(The Center Square) – Energy demands eight times greater than predicted two years ago are driving Duke Energy’s move to double its plans for hydrogen-capable natural gas generation in Person County.
The addition is among several changes to the Charlotte-based company’s Carolina Resources Plan filed with the North Carolina Utilities Commission on Wednesday. It also includes an additional natural gas plant in South Carolina, solar generation and storage, and potential offshore wind projects.
The 1,360-megawatt Person County plant would be build adjacent to Duke Energy’s existing coal plant, and would be in addition to another natural gas plant slated for the site that was announced in August. The new natural gas plants are aimed at replacing power from coal plants Duke Energy plans to retire by 2035, en route to comply with the state’s goal of achieving carbon neutrality by 2050.
The updated plan points to a 70% reduction in carbon emissions by 2035 as the cheapest, most realistic pace to achieve the carbon reduction goals without overburdening ratepayers. Lawmakers gave Duke Energy flexibility with the interim goal of 70% carbon reduction by 2030.
“Our filing outlines additional resources necessary to get the job done and help North Carolina retain its leadership in both economic development and the clean energy transition,” Duke Energy North Carolina President Kendal Bowman said in a video announcement. “This additional growth is unprecedented – historic in size and speed. So to meet customers’ needs, we’re proposing to accelerate every resource available to us.”
Duke Energy expects to employ up to 80 full-time employees and more than 1,500 part-time employees at the new plants, with construction to begin toward the end of next year if approved by regulators. Those plants are expected to halve the current emissions from the coal plant.

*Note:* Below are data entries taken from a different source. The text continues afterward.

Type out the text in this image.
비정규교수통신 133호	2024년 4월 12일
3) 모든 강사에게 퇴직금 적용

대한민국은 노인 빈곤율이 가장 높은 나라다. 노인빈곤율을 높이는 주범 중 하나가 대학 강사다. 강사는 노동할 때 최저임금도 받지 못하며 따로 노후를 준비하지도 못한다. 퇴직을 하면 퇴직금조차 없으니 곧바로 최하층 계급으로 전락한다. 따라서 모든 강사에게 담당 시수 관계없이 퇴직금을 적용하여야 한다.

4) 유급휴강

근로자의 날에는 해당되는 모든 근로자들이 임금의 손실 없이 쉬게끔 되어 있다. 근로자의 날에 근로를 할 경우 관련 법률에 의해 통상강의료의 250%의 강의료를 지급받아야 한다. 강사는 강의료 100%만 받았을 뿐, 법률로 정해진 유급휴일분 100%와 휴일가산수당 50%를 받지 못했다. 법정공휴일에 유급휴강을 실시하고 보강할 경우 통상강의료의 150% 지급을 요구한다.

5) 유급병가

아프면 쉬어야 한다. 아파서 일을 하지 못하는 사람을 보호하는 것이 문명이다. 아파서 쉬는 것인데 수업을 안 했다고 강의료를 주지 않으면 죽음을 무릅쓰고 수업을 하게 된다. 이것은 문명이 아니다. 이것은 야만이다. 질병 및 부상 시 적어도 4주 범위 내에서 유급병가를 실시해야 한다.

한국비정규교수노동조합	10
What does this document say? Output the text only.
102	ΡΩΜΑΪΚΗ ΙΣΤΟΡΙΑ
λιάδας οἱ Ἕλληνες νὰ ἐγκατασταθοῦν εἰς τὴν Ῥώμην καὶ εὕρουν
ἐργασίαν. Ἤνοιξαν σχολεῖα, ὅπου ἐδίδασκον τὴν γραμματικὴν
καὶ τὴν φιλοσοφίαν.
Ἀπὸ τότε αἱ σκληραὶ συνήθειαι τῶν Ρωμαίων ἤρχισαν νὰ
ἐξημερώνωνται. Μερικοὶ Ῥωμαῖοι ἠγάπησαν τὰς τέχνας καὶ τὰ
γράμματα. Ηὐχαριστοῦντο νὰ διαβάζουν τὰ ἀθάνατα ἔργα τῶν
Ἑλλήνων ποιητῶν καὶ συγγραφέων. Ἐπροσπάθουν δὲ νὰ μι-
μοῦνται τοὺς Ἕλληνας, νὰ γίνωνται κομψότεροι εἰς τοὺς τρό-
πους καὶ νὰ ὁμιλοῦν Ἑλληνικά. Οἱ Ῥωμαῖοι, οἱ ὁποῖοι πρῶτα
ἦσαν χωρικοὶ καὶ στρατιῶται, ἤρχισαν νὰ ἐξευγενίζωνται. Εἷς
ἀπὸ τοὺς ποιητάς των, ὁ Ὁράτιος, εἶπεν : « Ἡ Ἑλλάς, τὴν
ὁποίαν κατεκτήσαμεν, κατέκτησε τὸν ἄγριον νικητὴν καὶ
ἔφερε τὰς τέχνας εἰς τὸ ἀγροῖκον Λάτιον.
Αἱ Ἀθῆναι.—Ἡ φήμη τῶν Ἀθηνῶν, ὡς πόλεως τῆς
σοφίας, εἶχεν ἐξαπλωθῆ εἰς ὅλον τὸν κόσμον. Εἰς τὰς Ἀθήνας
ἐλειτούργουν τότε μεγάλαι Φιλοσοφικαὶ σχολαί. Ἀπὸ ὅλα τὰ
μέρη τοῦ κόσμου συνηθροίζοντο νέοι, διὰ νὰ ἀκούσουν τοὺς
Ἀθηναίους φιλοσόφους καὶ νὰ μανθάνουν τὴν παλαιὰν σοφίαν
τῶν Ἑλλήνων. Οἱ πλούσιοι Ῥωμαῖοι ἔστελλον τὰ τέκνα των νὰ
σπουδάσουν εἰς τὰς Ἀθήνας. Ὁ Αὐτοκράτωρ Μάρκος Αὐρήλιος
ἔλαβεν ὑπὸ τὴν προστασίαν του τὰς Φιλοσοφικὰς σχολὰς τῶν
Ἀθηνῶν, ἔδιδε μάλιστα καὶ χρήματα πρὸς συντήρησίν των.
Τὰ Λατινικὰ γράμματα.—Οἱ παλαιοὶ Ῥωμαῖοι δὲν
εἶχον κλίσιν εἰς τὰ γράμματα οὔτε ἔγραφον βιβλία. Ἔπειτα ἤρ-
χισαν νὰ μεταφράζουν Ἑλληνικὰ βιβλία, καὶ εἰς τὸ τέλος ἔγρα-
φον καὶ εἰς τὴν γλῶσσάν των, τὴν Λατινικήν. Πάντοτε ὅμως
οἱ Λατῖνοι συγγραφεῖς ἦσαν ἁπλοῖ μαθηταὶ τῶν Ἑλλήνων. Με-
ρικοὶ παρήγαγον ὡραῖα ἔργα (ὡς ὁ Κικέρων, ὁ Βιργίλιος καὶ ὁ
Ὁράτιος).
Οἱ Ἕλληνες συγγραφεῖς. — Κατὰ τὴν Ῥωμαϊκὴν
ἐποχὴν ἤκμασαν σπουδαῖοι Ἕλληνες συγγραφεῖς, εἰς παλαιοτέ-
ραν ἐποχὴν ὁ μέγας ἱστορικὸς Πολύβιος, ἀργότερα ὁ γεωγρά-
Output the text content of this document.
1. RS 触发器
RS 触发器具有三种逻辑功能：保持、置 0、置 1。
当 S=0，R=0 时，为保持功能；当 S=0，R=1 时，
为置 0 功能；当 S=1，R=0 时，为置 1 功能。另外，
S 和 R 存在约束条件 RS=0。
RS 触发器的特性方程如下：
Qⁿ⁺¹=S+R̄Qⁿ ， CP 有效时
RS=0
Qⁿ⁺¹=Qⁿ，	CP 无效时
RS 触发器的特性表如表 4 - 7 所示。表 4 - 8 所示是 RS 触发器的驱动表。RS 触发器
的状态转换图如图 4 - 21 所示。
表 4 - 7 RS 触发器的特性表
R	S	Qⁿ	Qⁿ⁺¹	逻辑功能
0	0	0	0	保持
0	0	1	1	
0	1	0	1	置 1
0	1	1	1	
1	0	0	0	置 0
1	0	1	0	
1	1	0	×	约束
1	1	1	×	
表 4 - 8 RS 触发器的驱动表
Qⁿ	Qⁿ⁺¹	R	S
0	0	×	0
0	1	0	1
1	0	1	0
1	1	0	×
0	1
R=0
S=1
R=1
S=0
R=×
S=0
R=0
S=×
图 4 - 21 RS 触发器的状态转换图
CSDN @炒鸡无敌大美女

The plants will be supplied with gas from Dominion Energy, which has plans to construct a $400 million liquefied natural gas facility in Person County that was approved by county commissioners in December. Construction is slated to start there this year and it’s expected to go online in late 2026.
Duke Energy’s carbon plan has faced criticism from environmental groups for its continued reliance on new natural gas facilities and omission of offshore wind in near-term development activities. The new plan to increase capacity by 2 gigawatts would include 2,400 megawatts of offshore wind by 2035, something the Southeastern Wind Coalition contends is recognition of the “incredible value” wind brings to the grid.
“Duke’s updated modeling and supplemental portfolio clearly illustrates how important offshore wind will be to providing the large quantities of carbon-free electricity needed to reliably run the grid,” Katharine Kollin, coalition president, said in a statement. “Offshore wind is an incredible resource that will diversify power generation and provide electricity when we need it most – winter mornings and summer afternoons.”
In addition to the added offshore wind, Duke Energy expects to have about 6,800 megawatts of combined-cycle natural gas capacity by 2033, as well as 6,360 megawatts of solar and 2,700 megawatts of battery storage by 2031.